A research initiative undertaken by a team at Baylor College of Medicine has led to a breakthrough finding to detect several inborn errors. Termed untargeted metabolomics, the screening method can improve diagnostic rate by about seven times for inborn anomaly in metabolism, group of rare genetic disorders in comparison to traditional screening methods.
The study is published in JAMA Network Open. The study demonstrates that untargeted metabolomics detects several disorders, not detected by traditional methods, including the ones which did not have clinical biochemical test. This pins hope that use of metabolomics to screen for inborn metabolism anomalies will result in a more rapid, less expensive, and more efficient diagnostic journey for families and individuals with rate metabolic diseases.

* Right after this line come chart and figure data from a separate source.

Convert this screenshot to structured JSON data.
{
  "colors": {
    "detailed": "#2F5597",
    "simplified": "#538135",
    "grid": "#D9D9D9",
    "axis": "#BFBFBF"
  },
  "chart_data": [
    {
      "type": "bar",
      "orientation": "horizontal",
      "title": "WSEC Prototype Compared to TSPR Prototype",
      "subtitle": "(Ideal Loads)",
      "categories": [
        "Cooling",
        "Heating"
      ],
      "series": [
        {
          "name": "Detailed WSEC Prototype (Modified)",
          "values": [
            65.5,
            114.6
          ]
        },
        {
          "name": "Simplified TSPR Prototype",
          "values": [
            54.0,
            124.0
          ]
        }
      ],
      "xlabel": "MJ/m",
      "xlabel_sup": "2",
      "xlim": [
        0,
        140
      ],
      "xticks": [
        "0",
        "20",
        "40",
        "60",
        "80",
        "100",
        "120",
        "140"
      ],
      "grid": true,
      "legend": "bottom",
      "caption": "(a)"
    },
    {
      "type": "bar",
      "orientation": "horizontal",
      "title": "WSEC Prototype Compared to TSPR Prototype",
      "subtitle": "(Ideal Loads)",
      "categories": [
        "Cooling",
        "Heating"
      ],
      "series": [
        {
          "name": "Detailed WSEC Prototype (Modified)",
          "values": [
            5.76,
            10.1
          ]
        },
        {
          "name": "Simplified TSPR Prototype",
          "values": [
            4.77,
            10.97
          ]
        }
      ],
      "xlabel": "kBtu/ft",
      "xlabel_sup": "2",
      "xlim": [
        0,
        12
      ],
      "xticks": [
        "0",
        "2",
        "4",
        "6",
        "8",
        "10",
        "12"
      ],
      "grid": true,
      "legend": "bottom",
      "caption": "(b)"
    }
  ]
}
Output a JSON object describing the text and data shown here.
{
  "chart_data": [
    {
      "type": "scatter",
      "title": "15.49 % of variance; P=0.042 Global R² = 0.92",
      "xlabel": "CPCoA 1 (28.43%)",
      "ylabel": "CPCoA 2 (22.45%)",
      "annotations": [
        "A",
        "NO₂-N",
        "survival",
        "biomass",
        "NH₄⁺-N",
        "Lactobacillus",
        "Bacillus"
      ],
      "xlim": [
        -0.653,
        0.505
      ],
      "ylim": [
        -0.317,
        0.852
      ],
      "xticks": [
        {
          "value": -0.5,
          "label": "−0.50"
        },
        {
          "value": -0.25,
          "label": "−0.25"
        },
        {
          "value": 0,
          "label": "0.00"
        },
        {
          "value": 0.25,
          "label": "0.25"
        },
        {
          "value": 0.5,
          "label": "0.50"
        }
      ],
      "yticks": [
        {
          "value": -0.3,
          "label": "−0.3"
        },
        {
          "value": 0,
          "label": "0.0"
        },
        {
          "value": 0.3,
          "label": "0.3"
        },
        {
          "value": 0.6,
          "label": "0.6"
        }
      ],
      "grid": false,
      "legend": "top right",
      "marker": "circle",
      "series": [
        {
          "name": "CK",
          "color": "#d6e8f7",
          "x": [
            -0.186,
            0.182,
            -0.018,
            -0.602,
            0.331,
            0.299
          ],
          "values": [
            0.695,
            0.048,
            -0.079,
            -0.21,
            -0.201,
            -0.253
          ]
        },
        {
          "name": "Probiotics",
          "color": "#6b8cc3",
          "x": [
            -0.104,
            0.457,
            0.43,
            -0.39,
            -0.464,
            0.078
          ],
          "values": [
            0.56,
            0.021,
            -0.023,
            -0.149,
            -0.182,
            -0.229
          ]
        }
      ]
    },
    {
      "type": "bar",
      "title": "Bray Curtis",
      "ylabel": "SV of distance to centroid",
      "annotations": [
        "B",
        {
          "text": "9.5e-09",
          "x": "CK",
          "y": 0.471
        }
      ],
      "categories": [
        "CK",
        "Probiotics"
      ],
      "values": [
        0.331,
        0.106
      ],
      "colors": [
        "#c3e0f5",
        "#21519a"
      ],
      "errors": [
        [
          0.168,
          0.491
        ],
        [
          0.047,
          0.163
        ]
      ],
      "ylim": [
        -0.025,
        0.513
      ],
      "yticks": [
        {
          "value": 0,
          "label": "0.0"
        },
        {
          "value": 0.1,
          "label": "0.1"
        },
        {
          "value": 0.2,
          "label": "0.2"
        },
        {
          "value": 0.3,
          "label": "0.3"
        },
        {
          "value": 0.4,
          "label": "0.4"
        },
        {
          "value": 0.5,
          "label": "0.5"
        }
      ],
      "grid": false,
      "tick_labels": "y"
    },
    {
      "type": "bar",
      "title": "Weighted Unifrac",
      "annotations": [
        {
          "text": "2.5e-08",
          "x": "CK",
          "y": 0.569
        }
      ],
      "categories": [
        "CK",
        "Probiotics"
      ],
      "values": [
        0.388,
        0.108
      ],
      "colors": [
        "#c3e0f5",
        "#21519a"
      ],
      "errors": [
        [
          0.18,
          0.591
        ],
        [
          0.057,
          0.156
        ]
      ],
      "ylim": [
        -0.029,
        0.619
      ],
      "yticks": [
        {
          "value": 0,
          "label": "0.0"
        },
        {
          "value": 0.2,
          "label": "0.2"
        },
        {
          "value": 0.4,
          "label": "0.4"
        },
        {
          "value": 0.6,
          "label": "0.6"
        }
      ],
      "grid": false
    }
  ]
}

Currently, for infants born in the U.S., newborn screening is carried out to examine serious but rare congenital health conditions. The screening includes hearing, blood, and heart tests. While in the last 10 years, newborn screening has improved, clinical screening for inborn metabolism anomalies has not changed sizably in the last 40 to 50 years.
In fact, anomalies in metabolism at birth that disrupt normal processes of the body to transform food into energy can lead to serious conditions. Therefore, early diagnosis, if possible can lead to early treatment. For example, newborn screening involves examining signs of phenylketonuria, wherein the body loses its ability to break down amino acid phenylalanine. In the event of build up of phenylalanine, it can lead to irreparable harm of the nervous system, however, early intervention may prevent the condition from deteriorating.
For a solution to this, the research team developed untargeted metabolomics profiling for a broader spectrum of metabolic compounds in the blood.